Protein Complex Detection in PPI Networks Based on Data Integration and Supervised Learning Method
Feng Ying Yu,Zhi Hao Yang,Xiao Hua Hu,Yuan,Hong Fei Lin,Jian Wang
DOI: https://doi.org/10.1186/1471-2105-16-s12-s3
IF: 3.307
2015-01-01
BMC Bioinformatics
Abstract:Background Revealing protein complexes are important for understanding principles of cellular organization and function. High-throughput experimental techniques have produced a large amount of protein interactions, which makes it possible to predict protein complexes from protein-protein interaction (PPI) networks. However, the small amount of known physical interactions may limit protein complex detection. Methods The new PPI networks are constructed by integrating PPI datasets with the large and readily available PPI data from biomedical literature, and then the less reliable PPI between two proteins are filtered out based on semantic similarity and topological similarity of the two proteins. Finally, the supervised learning protein complex detection (SLPC), which can make full use of the information of available known complexes, is applied to detect protein complex on the new PPI networks.

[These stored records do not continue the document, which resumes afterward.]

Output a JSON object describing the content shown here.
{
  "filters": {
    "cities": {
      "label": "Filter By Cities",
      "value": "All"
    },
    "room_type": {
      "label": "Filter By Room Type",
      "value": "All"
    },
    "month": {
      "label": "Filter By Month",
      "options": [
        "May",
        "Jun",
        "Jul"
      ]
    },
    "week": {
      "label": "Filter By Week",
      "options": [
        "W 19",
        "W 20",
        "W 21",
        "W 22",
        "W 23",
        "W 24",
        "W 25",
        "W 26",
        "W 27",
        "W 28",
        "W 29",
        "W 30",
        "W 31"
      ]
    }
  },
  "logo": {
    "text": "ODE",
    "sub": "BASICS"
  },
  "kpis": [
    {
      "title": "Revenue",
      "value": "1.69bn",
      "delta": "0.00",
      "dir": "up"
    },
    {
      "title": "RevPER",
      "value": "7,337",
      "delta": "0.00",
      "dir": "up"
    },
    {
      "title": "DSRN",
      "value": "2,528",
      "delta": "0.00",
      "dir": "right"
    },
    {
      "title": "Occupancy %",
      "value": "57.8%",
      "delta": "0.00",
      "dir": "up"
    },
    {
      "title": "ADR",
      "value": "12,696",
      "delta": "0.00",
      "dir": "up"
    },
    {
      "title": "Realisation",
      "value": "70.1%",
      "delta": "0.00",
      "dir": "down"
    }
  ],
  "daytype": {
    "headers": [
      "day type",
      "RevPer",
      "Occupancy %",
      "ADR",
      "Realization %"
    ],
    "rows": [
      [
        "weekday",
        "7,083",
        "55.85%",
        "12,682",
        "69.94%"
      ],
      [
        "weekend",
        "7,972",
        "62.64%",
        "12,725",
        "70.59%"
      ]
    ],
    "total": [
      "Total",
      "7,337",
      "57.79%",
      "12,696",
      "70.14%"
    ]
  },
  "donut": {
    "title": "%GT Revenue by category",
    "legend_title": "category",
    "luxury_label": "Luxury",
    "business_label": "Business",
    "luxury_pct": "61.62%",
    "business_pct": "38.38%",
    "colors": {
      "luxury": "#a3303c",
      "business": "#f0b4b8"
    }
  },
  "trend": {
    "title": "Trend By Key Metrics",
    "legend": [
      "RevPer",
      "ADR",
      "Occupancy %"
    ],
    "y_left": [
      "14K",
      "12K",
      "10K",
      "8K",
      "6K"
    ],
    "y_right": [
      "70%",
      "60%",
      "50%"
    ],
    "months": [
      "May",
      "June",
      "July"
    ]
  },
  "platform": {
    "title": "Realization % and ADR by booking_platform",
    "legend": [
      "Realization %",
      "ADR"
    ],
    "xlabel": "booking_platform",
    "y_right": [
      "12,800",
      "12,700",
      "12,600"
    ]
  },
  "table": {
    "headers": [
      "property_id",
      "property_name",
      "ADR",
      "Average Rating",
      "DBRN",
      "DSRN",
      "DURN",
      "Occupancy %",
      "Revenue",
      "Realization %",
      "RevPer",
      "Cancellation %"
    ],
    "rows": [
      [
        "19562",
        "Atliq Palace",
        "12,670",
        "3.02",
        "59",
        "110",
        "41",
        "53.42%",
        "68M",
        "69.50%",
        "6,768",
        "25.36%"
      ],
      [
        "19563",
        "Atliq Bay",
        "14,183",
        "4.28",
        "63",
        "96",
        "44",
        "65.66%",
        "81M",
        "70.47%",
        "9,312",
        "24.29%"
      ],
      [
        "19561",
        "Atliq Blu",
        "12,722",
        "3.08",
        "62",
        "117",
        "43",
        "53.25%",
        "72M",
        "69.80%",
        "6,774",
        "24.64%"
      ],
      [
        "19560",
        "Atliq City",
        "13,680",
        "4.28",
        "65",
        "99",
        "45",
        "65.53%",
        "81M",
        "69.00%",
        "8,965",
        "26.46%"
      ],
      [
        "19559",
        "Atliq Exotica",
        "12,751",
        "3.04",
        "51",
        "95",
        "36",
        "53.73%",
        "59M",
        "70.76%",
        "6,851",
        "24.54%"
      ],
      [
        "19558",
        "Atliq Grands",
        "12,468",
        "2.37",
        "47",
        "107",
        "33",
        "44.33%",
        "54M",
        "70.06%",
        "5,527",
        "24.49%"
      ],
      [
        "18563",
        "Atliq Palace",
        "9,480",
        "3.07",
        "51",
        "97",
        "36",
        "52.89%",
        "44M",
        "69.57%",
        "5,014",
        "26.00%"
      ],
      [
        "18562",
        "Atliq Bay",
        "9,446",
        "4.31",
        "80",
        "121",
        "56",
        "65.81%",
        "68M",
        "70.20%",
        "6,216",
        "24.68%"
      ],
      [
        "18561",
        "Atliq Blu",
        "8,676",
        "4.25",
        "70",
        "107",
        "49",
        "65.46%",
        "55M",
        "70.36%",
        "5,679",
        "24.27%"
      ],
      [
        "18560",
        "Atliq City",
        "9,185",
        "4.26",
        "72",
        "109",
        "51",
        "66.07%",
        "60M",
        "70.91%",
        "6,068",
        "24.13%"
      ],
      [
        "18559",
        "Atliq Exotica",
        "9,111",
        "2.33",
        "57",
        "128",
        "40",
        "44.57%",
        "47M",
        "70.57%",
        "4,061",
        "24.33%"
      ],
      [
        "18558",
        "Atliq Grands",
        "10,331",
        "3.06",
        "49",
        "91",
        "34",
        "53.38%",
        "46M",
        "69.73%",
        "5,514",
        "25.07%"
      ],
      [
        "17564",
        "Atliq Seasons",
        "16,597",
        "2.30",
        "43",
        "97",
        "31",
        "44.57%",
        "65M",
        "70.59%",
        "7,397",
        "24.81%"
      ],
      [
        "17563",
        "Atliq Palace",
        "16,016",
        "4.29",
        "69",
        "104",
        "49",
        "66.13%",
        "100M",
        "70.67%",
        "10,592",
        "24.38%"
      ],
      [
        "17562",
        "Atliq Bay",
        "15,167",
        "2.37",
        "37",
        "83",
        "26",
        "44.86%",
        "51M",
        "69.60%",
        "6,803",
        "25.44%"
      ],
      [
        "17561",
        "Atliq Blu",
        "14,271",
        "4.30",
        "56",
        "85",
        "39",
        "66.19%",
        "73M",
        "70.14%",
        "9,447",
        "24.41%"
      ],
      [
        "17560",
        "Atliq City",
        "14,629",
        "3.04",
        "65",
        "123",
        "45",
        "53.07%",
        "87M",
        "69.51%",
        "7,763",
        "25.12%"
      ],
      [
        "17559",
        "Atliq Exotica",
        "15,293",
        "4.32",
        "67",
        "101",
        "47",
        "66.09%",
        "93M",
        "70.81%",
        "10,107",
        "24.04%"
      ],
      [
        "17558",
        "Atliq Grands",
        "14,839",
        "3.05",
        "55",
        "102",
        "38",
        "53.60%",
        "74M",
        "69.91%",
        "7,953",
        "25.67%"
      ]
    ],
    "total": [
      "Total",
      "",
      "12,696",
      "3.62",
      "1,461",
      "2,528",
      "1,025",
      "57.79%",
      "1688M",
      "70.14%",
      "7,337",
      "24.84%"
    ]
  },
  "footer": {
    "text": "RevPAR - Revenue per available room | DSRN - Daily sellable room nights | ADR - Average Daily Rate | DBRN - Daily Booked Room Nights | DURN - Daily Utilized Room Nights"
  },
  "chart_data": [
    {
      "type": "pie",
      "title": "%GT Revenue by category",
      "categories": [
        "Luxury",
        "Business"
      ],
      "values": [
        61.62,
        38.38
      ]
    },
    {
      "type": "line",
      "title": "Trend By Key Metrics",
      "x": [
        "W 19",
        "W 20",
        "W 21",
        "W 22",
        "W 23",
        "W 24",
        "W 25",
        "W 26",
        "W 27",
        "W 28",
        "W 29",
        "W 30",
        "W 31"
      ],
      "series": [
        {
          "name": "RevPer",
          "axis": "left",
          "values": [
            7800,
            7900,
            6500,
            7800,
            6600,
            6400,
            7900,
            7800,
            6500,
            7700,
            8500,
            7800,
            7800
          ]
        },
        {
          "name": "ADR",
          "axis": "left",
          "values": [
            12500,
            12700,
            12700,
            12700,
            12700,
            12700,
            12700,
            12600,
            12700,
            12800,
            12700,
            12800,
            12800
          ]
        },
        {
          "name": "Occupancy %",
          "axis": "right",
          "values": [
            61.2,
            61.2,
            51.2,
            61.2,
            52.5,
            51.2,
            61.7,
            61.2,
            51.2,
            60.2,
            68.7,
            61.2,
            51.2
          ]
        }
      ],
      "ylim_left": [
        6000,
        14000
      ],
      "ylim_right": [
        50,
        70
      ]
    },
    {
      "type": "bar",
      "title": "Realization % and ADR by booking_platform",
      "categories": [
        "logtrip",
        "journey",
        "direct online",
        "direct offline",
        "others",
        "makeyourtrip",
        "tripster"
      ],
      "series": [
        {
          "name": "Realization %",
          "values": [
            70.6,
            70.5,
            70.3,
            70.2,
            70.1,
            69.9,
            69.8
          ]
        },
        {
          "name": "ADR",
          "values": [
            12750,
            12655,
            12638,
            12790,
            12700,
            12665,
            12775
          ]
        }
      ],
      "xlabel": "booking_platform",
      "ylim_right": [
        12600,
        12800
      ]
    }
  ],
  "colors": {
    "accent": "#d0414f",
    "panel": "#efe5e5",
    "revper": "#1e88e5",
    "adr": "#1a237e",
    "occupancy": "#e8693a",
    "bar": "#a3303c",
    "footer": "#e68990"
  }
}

Results The experimental results of SLPC on two different categories yeast PPI networks demonstrate effectiveness of the approach: compared with the original PPI networks, the best average improvements of 4.76, 6.81 and 15.75 percentage units in the F-score, accuracy and maximum matching ratio (MMR) are achieved respectively; compared with the denoising PPI networks, the best average improvements of 3.91, 4.61 and 12.10 percentage units in the F-score, accuracy and MMR are achieved respectively; compared with ClusterONE, the start-of the-art complex detection method, on the denoising extended PPI networks, the average improvements of 26.02 and 22.40 percentage units in the F-score and MMR are achieved respectively. Conclusions The experimental results show that the performances of SLPC have a large improvement through integration of new receivable PPI data from biomedical literature into original PPI networks and denoising PPI networks. In addition, our protein complexes detection method can achieve better performance than ClusterONE.